The Placement Plus framework supports students’ attainment of the Bucks Graduate Attributes. The initiative involves the embedding of work-related and work-based activity at all levels of all undergraduate programmes at Bucks, increasing the opportunities for students to engage with employers in authentic ‘real world’ settings to boost their employability following graduation.
Activity is diverse and covers the full spectrum of work-based activities, from ‘live briefs’ set by employers and employer-run competitions, through to full placement opportunities, while activity scales with the level of study. At Level 4, students primarily participate via Placement Plus Sprint Activities as part of a fifteen-week programme which runs alongside their course programme. Level 5 activity (where placements are not provided) is integrated in specific branded modules and focuses on the application of subject principles in an employment context. Level 6 activity provides students with the opportunity to work directly with employers as an alternative to the traditional project or dissertation.
A Career Confidence Survey to determine the level to which Placement Plus has impacted on the students’ career confidence was undertaken in October 2019. The intention is for it to be completed at the start of level 4 and then repeated at the beginning of each year.
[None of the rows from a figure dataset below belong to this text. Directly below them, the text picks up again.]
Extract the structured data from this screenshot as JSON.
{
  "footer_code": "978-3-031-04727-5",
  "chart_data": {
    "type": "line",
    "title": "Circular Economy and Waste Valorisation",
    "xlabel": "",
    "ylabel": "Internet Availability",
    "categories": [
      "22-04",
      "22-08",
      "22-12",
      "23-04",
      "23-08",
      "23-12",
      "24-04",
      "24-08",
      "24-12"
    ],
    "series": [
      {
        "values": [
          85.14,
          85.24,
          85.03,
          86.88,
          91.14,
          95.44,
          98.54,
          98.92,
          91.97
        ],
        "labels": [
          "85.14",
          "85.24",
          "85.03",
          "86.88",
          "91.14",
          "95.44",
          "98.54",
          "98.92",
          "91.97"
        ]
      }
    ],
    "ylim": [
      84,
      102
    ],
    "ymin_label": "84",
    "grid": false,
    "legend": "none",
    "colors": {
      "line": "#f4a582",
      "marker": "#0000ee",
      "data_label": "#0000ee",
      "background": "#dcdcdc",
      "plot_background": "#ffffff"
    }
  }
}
A total of 85 students responded during the first pilot and 60% of our students perceived themselves to be at the start of their career journey, followed by career developers and then career changers. Students suggest that in overall terms they feel more confident in attributes relating to leadership and selfdevelopment, and social and ethical awareness and responsibility, and less confident in attributes relating to creativity and knowledge and its application.
Engagement with the Placement Plus Sprint has been outstanding. We have seen a 300%+ increase in activities undertaken on the careers platform in October 2019 compared with October 2018.
Building on the service’s ‘Career Start’ approach, we will work across support and academic teams to develop a more consistent approach to welcoming back level 5 and 6 students and engaging them in career planning. We will explore in more detail the aspirations of BAME students, and examine the extent to which students are career-orientated or opportunistic. We will design and implement programmes to help students develop their sense of career orientation, and enhance their understanding of how they can be more successful in their career and job decision-making.
Bucks has a long-track record in securing Erasmus+ funding to develop European educational programmes. We have also had successful nominations to the Association of Commonwealth Universities Global Grants for the last three years.
Degree apprenticeships The University has grown its higher and degree level apprenticeship numbers significantly in the last year, to 530, with hundreds more due to start in the coming months. All of our apprentices are in fulltime, permanent positions and span a variety of age groups. Many work in the public sector, contributing to healthcare and we are working towards the start of a new Policing apprenticeship programme which will see hundreds of new police officers trained through two routes; one apprenticeship and one for degree-holders. Our apprenticeship programmes develop skills to a point where career progression is attained, leading to increased pay and employability.